Defendant would have the court construe this regulation to mean that a local board must consider a change-of-status claim interposed weeks after the registrant has refused induction. Such an interpretation could plunge the system of induction into chaos.
Assuming, without deciding, that a bona fide change of conscience could constitute an involuntary change of status within the meaning of Regulation 1625.2,5 the regulation certainly contemplates prompt notification to the board as a necessary condition for reopening and reclassification. Just as a board is justified in refusing to reopen a classification when the request comes after notice of induction and is based upon a change of status antedating the notice, Keene v. United States, 266 F.2d 378 (10th Cir. 1959), so the board is justified in declining to reopen a classification upon a request made after the registrant has refused to submit to induction. United States v. Monroe, 150 F.Supp. 785 (S.D.Cal.1957).6
The record in the instant case shows that at no time prior to his refusal to be inducted did defendant claim to be a conscientious objector or advise the local board of any change in his status. There is no indication that at the time he refused induction defendant attempted to explain his action. Nor did he thereafter make any effort to contact his board. On July 13, 1960, three months after he had refused to submit to induction, and in response to the board’s invitation, defendant appeared and for the first time stated that his religious convictions precluded any form of military service.
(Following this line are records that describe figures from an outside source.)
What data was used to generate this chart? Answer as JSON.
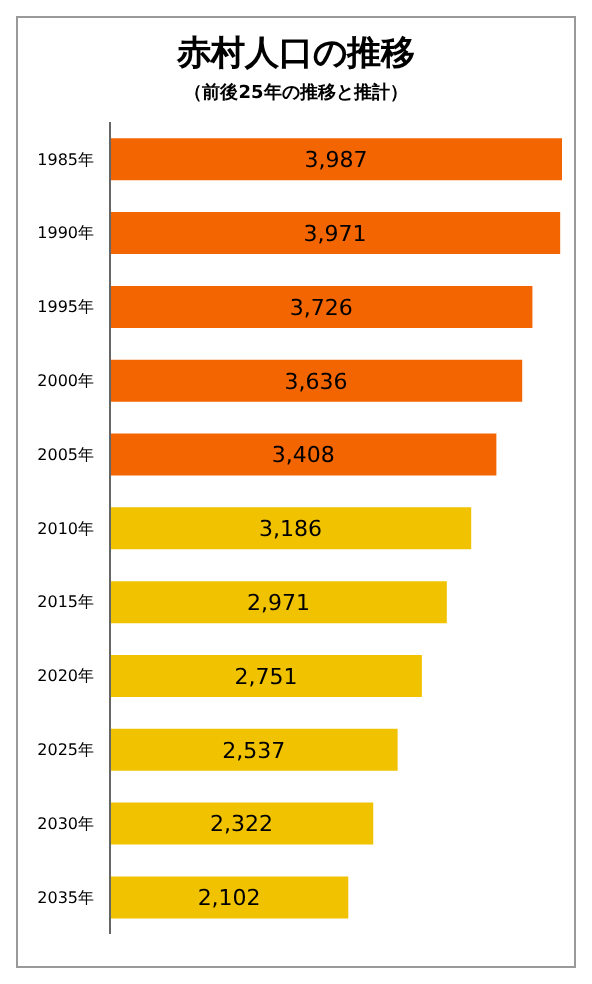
{
  "chart_data": {
    "type": "bar",
    "orientation": "horizontal",
    "title": "赤村人口の推移",
    "subtitle": "（前後25年の推移と推計）",
    "categories": [
      "1985年",
      "1990年",
      "1995年",
      "2000年",
      "2005年",
      "2010年",
      "2015年",
      "2020年",
      "2025年",
      "2030年",
      "2035年"
    ],
    "values": [
      3987,
      3971,
      3726,
      3636,
      3408,
      3186,
      2971,
      2751,
      2537,
      2322,
      2102
    ],
    "colors": [
      "#f26500",
      "#f26500",
      "#f26500",
      "#f26500",
      "#f26500",
      "#f0c200",
      "#f0c200",
      "#f0c200",
      "#f0c200",
      "#f0c200",
      "#f0c200"
    ],
    "value_labels": [
      "3,987",
      "3,971",
      "3,726",
      "3,636",
      "3,408",
      "3,186",
      "2,971",
      "2,751",
      "2,537",
      "2,322",
      "2,102"
    ],
    "grid": false,
    "legend": false
  }
}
In addition, there is nothing in the record which indicates that defendant ever requested reclassification to I-O. In fact, when the chairman of the local board asked “Will you accept work in an institution?” defendant replied “No.” Even the written statement which defendant submitted to the board does not contain a request for reclassification.
Thus it appears that the board was acting on its own initiative in considering whether to reopen defendant’s classification following his refusal to be inducted. Moreover, on the basis of defendant’s own information, it cannot be said with assurance that his change of conscience took place in the interval between the mailing of the induction notice (March 28, 1960) and the day set for induction (April 12, 1960). Therefore, even if defendant had presented his information to the board before the day for induction, it does not appear that he made out a prima facie case for reclassification based upon a change of status developing after March 28,1960. Cf. Dickinson v. United States, 346 U.S. 389, 74 S.Ct. 152, 98 L.Ed.2d 132 (1953); United States v. Brown, 129 F.Supp. 237 (D.N.J.1955); United States v. Williams, D.Conn.1954, Crim. No. 8917 (unreported opinion).
I therefore reach the following conclusions :
1. Defendant was lawfully classified I-A and ordered to report for induction.
2. Defendant committed the offense charged by refusing to submit to induction under a valid order on April 12,1960.
[915]*9153. Any claim for exemption by reason of defendant’s religious scruples was waived by his failure to assert the same in the time and manner prescribed by the Selective Service regulations.
4. The local Selective Service board was not required to entertain a claim for exemption first advanced after defendant refused induction.
5. The local board, in any event, did not act arbitrarily in declining to reopen defendant’s classification on the basis of the information adduced by him, since such information did not prima facie establish a change in status resulting from circumstances beyond defendant’s control occurring between the mailing of the order to report for induction and the time scheduled for induction.
I find the defendant guilty as charged, and the matter is referred to the probation department for pre-sentence investigation and report.